You can use the native WordPress scheduler alongside a plugin like WP Editorial Calendar to schedule and stay organized.
And if batch writing posts in advance is a little daunting for you, enlist a guest poster or two to take the stage while you’re away.
I’ve got a couple lovely FTF members who I’ve brought on to share their wisdom with you guys while I’m away. I get a break, they get to share with a new audience, and you get a break from me. Win win all around!
Even if you’re a new freelancer, if you have a few smaller clients, you should still give them a heads up before going on vacation. They’ll respect that you told them you might be at your desk all of the time and Diana Kelly Levey provides additional advice below:
Before going on summer vacation, do this:
Give anchor clients’ a head’s up. This is a great way to let them know you’re available now but might be taking off for half of August.

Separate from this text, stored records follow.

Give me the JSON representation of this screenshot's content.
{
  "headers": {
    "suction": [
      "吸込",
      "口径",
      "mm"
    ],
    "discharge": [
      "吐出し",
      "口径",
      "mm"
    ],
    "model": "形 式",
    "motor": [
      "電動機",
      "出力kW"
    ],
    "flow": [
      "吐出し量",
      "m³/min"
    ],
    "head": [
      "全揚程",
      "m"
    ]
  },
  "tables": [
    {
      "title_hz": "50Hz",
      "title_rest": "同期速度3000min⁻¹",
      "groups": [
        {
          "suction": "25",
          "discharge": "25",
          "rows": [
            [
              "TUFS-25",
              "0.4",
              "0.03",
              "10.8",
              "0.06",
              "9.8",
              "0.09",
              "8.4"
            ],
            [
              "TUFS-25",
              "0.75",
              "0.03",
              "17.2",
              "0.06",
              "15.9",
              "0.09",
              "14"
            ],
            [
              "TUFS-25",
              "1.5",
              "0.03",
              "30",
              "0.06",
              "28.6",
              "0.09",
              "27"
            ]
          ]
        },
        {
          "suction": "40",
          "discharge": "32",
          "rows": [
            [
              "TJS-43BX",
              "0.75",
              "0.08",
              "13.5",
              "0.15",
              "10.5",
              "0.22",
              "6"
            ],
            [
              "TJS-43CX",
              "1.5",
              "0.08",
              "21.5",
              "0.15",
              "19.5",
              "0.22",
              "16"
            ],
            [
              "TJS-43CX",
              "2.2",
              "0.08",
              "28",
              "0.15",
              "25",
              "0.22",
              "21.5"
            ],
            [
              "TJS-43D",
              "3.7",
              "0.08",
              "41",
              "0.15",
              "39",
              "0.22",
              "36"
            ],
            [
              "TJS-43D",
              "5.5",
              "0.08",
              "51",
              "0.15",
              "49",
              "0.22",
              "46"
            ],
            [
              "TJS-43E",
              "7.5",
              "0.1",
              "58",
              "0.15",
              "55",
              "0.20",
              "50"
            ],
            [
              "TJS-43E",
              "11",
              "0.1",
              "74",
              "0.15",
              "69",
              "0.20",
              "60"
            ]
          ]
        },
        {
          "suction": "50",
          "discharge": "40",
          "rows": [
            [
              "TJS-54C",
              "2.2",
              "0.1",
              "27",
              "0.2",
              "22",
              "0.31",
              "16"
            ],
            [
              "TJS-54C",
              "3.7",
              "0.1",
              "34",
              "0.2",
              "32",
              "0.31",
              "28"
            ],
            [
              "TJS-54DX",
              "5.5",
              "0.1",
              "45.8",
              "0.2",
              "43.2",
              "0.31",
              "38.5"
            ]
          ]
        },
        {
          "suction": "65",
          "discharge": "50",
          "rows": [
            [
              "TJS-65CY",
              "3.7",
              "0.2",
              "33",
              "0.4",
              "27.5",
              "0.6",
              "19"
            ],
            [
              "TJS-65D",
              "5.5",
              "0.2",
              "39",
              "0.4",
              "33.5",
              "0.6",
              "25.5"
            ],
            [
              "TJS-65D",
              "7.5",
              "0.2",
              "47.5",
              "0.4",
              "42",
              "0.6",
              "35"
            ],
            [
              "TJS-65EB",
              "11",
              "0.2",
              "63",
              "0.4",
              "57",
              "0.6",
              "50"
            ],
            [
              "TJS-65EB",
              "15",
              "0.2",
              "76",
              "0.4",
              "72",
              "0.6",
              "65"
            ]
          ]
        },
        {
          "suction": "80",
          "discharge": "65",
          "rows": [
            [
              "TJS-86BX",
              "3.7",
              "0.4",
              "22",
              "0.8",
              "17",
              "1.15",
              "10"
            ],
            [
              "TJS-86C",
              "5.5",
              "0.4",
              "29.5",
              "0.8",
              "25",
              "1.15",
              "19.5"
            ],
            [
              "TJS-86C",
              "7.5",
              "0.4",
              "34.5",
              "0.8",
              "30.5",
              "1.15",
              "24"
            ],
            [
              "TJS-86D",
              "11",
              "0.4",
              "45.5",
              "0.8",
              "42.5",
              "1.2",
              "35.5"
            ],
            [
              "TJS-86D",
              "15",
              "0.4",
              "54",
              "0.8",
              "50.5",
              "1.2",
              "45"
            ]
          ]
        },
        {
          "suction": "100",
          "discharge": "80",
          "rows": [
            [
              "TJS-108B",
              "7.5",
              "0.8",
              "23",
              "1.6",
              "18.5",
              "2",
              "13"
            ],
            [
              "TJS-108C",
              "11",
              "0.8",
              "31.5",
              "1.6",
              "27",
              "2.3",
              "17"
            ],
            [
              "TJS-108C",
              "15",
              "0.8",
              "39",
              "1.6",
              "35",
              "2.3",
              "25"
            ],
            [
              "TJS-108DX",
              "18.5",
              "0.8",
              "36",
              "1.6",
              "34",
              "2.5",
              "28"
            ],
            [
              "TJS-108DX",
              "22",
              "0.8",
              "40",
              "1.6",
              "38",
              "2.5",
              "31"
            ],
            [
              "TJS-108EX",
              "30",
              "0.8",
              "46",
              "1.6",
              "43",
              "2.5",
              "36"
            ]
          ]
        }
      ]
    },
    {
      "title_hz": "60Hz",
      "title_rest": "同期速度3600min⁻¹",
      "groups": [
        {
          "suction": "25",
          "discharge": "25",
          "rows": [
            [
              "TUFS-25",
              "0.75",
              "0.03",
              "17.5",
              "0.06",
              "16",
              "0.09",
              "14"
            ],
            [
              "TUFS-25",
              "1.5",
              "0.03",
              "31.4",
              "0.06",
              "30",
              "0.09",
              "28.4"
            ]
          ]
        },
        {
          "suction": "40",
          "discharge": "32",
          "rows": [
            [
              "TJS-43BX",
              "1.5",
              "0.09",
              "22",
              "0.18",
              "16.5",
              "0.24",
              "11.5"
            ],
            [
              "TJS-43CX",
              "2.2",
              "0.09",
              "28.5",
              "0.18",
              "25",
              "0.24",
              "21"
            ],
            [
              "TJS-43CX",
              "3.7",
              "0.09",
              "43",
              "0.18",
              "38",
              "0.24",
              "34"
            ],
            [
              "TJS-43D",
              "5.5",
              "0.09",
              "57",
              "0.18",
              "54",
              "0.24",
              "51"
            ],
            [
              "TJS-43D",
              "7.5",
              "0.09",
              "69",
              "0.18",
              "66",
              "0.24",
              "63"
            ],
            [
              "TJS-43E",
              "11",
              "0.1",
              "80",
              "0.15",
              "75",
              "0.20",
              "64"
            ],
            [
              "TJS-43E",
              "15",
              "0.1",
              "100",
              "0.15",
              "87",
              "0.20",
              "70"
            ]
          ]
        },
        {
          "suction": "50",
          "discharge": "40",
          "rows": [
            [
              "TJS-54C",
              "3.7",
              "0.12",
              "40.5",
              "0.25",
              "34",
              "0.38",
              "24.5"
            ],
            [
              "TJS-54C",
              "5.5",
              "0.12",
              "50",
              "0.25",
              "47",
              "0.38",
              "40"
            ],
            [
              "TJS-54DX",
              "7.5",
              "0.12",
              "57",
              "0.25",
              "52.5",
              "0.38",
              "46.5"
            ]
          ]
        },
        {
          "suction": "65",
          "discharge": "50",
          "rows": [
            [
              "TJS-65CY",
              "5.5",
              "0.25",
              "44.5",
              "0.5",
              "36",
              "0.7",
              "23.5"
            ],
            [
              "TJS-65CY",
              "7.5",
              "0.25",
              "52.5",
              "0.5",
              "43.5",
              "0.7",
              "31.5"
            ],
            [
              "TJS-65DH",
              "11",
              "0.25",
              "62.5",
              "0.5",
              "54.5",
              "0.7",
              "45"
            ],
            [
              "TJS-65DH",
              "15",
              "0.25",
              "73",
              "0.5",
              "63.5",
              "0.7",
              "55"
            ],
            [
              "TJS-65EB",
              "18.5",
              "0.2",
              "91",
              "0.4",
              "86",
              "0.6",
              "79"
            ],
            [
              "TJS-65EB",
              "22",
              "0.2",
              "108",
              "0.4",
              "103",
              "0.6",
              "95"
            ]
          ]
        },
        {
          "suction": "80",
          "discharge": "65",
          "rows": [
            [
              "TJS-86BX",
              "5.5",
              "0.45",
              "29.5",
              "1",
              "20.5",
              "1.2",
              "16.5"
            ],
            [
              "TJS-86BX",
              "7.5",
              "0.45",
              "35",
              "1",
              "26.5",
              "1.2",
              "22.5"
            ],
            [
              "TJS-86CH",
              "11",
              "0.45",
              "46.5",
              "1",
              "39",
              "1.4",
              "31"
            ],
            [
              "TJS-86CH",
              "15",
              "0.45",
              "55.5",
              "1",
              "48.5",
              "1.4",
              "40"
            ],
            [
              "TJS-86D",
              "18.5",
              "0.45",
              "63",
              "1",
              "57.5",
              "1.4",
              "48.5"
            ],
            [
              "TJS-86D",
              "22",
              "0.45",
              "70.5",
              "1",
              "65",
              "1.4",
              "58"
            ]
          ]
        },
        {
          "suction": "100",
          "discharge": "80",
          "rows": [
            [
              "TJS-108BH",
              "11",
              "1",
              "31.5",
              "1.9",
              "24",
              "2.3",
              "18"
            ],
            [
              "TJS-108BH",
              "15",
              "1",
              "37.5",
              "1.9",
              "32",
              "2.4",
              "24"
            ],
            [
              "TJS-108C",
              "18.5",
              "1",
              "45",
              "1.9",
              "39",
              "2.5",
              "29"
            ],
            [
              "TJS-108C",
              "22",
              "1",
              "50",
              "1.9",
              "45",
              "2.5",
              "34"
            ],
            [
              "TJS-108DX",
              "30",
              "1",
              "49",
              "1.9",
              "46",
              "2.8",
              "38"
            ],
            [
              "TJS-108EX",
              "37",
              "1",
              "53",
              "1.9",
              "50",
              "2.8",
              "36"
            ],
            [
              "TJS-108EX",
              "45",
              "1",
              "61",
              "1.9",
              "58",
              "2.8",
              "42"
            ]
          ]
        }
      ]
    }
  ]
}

Check in with editors you worked with in the past to see what they need pitches on. You could use summer themes and angles as a hook for pitches or nod to the fact that they might be short-staffed this summer with vacations and you’re available to help.
File invoices, check on unpaid invoices and make sure you know when checks or payments should be posted.
Put up an “out of office” for the days you’re away and a fun message, like. “I’m OOTO until 7/14 splashing in the ocean and coming up with article ideas. I look forward to responding to your message when I return.”